Humanos passaram a criar cavalos para comércio há 4.200 anos
A domesticação dos cavalos, um dos eventos mais transformadores da história da humanidade, aconteceu vários séculos depois do que se imaginava –e pode não ter influenciado o surgimento das línguas que hoje predominam na Europa e nos países colonizados por europeus, como se acreditava até agora.
Novos dados sobre o tema, baseados em análises de DNA de cavalos antigos e modernos, acabam de ser publicados na revista científica Nature, uma das mais importantes do mundo.
Os pesquisadores, liderados por Pablo Librado, do Instituto de Biologia Evolutiva de Barcelona, e Ludovic Orlando, do Centro de Antropobiologia e Genômica de Toulouse (França), estimam que a transformação dos cavalos em animais criados regularmente por seres humanos só teria se dado para valer há 4.200 anos, nas estepes em torno do mar Negro (onde hoje ficam províncias da Ucrânia e da Rússia).
Segundo a análise da equipe, até teria havido uma tentativa mais antiga, há 5.500 anos, na Ásia Central. Mas esse primeiro passo para domesticar os equinos não teria deixado descendentes na população atual da espécie e, além disso, tinha como objetivo transformar os cavalos selvagens em animais de corte e leiteiros, e não em montarias ou puxadores de carroças e outros veículos.
O debate em torna das datas e da função dos cavalos pode parecer bizantino, mas faz muito tempo que os bichos têm sido vistos como um acessório essencial para o que teria sido uma das maiores transformações populacionais da história do Velho Mundo.
Hoje, quase todos os idiomas da Europa (incluindo o português e seus parentes próximos), assim como muitos dos que são falados na Índia, no Irã e no Afeganistão, são classificados como membros de uma única grande família, a das línguas indo-europeias. Tudo indica que elas descendem de um ancestral comum, que existiu no começo da Idade do Bronze, há cerca de 5.000 anos.
Dados arqueológicos e de DNA sugerem que variantes da língua ancestral se espalharam por essa área tão vasta levadas por tribos de pastores e agricultores que as falavam e, em boa medida, derrotaram e/ou assimilaram os povos das regiões que invadiram.
Esses “protoindo-europeus”, como são chamados, teriam conseguido essa façanha, segundo certas hipóteses, graças ao uso do cavalo como meio de transporte e equivalente primitivo dos tanques de guerra. Os mesmos dados arqueológicos indicavam que eles vieram das estepes do mar Negro. E suas línguas tinham e têm uma palavra em comum para designar os cavalos -semelhante a “equus” em latim (origem do nosso termo “equino”) ou “híppos” em grego. Tudo parecia se encaixar.

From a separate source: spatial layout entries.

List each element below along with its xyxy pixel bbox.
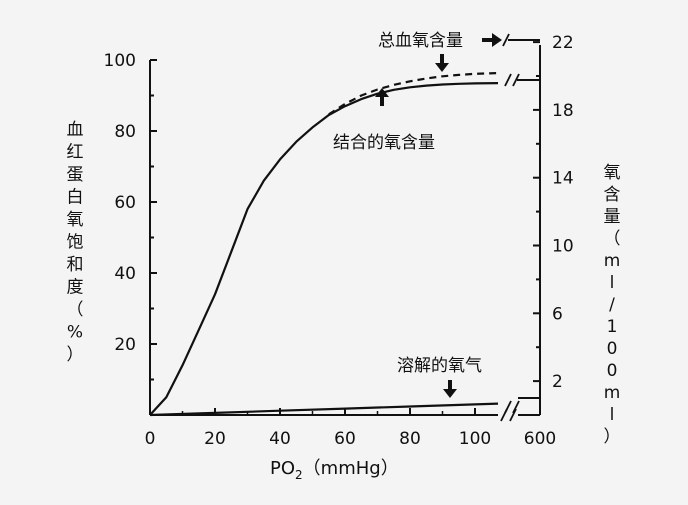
continuation-lines — [508, 39, 540, 399]
y-tick-label-left: 40 — [114, 264, 136, 284]
y-ticks-left: 20 40 60 80 100 — [104, 51, 157, 381]
y-tick-label-right: 6 — [552, 304, 563, 324]
y-axis-title-left-char: （ — [67, 300, 84, 320]
y-axis-title-right-char: l — [610, 405, 615, 425]
arrow-right-icon — [482, 33, 502, 47]
x-tick-label: 60 — [334, 429, 356, 449]
x-tick-label: 20 — [204, 429, 226, 449]
x-tick-label: 600 — [524, 429, 556, 449]
arrow-up-icon — [375, 88, 389, 106]
y-tick-label-left: 60 — [114, 193, 136, 213]
y-tick-label-right: 18 — [552, 101, 574, 121]
x-tick-label: 40 — [269, 429, 291, 449]
arrow-down-icon — [435, 54, 449, 72]
y-tick-label-right: 2 — [552, 372, 563, 392]
x-tick-label: 80 — [399, 429, 421, 449]
y-tick-label-left: 80 — [114, 122, 136, 142]
y-axis-title-left-char: 血 — [67, 120, 84, 140]
x-axis-title: PO2（mmHg） — [270, 458, 399, 482]
curve-break-mark-b — [512, 73, 520, 87]
y-axis-title-right-char: m — [604, 251, 621, 271]
x-tick-label: 100 — [459, 429, 491, 449]
y-tick-label-left: 100 — [104, 51, 136, 71]
y-axis-title-right-char: （ — [604, 229, 621, 249]
series-line-1 — [328, 72, 499, 116]
annotation-total-o2: 总血氧含量 — [378, 31, 502, 72]
annotation-dissolved-o2: 溶解的氧气 — [397, 356, 482, 398]
y-axis-title-left-char: 度 — [67, 278, 84, 298]
y-axis-title-right-char: 量 — [604, 207, 621, 227]
axis-break-marks — [500, 33, 520, 422]
y-axis-title-left-char: ） — [67, 345, 84, 365]
y-axis-title-left-char: 红 — [67, 143, 84, 163]
y-tick-label-left: 20 — [114, 335, 136, 355]
y-axis-title-left-char: 蛋 — [67, 165, 84, 185]
y-axis-title-right-char: m — [604, 383, 621, 403]
y-axis-title-left-char: 白 — [67, 188, 84, 208]
annotation-dissolved-o2-label: 溶解的氧气 — [397, 356, 482, 376]
annotation-bound-o2: 结合的氧含量 — [333, 88, 435, 153]
y-axis-title-right-char: 1 — [607, 317, 618, 337]
annotation-total-o2-label: 总血氧含量 — [378, 31, 463, 51]
y-axis-title-right-char: 0 — [607, 339, 618, 359]
curve-break-mark-c — [502, 33, 510, 47]
y-axis-title-left-char: 氧 — [67, 210, 84, 230]
y-tick-label-right: 10 — [552, 237, 574, 257]
arrow-down-icon — [443, 380, 457, 398]
y-axis-title-right-char: / — [609, 295, 615, 315]
curve-break-mark-a — [504, 73, 512, 87]
series-line-2 — [149, 402, 499, 417]
y-axis-title-left-char: 饱 — [67, 233, 84, 253]
y-ticks-right: 2 6 10 14 18 22 — [533, 33, 574, 416]
series-layer — [149, 72, 499, 417]
y-axis-title-left-char: % — [67, 323, 83, 343]
annotation-bound-o2-label: 结合的氧含量 — [333, 133, 435, 153]
y-axis-title-right-char: ） — [604, 427, 621, 447]
y-axis-title-right-char: 含 — [604, 185, 621, 205]
dissolved-break-mark-a — [504, 400, 512, 414]
y-axis-title-right-char: l — [610, 273, 615, 293]
series-line-0 — [149, 82, 499, 416]
dissolved-break-mark-b — [512, 400, 520, 414]
y-axis-title-right-char: 0 — [607, 361, 618, 381]
y-tick-label-right: 22 — [552, 33, 574, 53]
y-axis-title-right-char: 氧 — [604, 163, 621, 183]
y-axis-title-left-char: 和 — [67, 255, 84, 275]
y-tick-label-right: 14 — [552, 169, 574, 189]
x-tick-label: 0 — [145, 429, 156, 449]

As análises de DNA conduzidas por Librado e Orlando, porém, mostram que todos os cavalos domésticos hoje descendem de uma linhagem que não estava presente na Europa ou em outros lugares colonizados pelos indo-europeus há 5.000 anos -ela só aparece ali 800 anos mais tarde. Os cavalos achados nesses locais antes desse período eram aparentados a cavalos selvagens muito mais antigos de cada região e, ao que tudo indica, ainda não tinham sido domesticados.
Os dados genômicos mostraram ainda dois sinais importantes do processo de domesticação, dizem os pesquisadores. Um deles é o aumento da consanguinidade -o cruzamento deliberado de cavalos e éguas com parentesco próximo, provavelmente para “concentrar” características desejadas pelos criadores numa linhagem domesticada.

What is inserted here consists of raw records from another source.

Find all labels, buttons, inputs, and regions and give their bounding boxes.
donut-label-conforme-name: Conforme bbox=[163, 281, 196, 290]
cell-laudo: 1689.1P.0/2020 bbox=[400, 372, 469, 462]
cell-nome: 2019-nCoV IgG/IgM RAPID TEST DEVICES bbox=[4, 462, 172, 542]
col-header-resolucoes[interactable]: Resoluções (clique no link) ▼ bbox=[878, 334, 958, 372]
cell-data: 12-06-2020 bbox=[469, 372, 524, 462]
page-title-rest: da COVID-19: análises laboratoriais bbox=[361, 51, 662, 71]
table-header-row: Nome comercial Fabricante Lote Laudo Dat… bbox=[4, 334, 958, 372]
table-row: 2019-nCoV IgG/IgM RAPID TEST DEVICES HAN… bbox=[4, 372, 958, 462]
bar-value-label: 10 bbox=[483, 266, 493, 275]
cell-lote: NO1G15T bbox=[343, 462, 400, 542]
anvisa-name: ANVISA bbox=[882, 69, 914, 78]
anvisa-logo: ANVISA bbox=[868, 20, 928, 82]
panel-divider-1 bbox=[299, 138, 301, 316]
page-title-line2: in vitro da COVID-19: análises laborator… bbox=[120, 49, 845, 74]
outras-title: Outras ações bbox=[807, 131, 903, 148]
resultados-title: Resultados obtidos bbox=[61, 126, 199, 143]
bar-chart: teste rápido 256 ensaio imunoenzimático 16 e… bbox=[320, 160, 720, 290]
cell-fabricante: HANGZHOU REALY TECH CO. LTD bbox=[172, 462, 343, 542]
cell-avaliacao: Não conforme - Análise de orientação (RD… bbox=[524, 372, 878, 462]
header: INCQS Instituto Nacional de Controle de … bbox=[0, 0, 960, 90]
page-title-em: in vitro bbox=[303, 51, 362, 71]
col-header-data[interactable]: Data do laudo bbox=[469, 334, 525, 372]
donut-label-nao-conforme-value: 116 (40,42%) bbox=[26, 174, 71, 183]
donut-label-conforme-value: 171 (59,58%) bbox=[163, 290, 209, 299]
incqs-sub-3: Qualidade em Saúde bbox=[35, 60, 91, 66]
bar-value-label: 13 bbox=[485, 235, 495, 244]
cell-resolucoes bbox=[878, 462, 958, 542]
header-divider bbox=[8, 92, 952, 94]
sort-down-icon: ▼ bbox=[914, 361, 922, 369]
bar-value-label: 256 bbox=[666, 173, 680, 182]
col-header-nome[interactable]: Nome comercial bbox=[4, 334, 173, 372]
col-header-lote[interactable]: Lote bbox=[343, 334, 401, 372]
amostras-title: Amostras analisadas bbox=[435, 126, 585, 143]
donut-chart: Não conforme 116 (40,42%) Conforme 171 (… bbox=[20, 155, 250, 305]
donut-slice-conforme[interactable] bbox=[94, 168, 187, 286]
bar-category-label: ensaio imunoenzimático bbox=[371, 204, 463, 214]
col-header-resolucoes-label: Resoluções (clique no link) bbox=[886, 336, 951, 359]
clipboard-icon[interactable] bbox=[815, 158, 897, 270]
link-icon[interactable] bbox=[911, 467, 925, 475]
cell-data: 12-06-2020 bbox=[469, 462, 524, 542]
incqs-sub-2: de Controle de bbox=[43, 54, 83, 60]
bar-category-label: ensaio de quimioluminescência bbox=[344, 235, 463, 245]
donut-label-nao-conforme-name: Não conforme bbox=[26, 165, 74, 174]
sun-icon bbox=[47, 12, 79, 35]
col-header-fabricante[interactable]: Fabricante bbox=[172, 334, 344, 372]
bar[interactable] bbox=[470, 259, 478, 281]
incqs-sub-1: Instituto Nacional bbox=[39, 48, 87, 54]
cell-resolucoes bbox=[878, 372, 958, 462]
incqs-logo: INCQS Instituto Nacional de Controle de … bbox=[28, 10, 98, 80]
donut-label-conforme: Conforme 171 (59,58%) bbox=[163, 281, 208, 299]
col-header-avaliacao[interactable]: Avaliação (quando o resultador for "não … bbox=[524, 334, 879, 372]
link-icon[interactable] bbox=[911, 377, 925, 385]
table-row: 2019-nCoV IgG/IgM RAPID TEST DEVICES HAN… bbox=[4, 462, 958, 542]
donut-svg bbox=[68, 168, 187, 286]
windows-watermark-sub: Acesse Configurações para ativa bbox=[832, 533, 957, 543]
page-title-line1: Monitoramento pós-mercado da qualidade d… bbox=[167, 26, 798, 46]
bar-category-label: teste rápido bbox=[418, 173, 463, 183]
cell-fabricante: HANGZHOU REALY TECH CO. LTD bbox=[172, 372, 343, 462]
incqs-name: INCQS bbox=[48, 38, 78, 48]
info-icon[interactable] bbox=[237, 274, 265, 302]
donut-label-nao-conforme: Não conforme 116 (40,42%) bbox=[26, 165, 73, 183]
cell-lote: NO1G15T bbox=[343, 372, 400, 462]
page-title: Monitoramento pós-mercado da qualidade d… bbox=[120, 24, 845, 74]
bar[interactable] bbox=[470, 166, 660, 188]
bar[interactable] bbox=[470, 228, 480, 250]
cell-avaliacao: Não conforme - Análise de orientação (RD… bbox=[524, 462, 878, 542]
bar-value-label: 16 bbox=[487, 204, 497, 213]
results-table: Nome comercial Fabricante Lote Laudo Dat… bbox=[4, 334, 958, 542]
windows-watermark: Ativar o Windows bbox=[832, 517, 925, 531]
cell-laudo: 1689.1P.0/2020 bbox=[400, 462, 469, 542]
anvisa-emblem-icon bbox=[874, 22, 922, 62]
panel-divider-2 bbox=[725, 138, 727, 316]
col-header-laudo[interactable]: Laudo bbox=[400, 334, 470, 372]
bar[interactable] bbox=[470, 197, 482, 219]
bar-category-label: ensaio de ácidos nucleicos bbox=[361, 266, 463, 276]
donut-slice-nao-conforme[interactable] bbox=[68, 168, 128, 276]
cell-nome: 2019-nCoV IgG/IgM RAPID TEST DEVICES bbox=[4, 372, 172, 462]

Outro indício é a diminuição do intervalo entre as gerações de equinos, provavelmente por meio do manejo dos potrinhos e das éguas reprodutoras.
“Eu sempre me perguntei como os criadores conseguiram produzir um número substancial de cavalos, a partir de uma área inicial de domesticação relativamente pequena, para suprir a demanda global crescente por cavalos na virada do segundo milênio antes de Cristo”, contou Orlando em comunicado. “Agora temos a resposta. Eles controlaram a reprodução dos animais tão bem que quase cortaram pela metade o intervalo entre gerações”, resume ele.
Se eles estiverem corretos, o “fator equino” deixaria de ser o elemento que facilitou a expansão dos protoindo-europeus. Mas, mesmo assim, a domesticação da espécie em grande escala teve um impacto histórico importante em todo o Velho Mundo a partir de 2200 a.C. com o uso de carros de guerra (bigas) puxados por cavalos e, provavelmente mais tarde, de guerreiros montados, usando arcos, lanças ou espadas.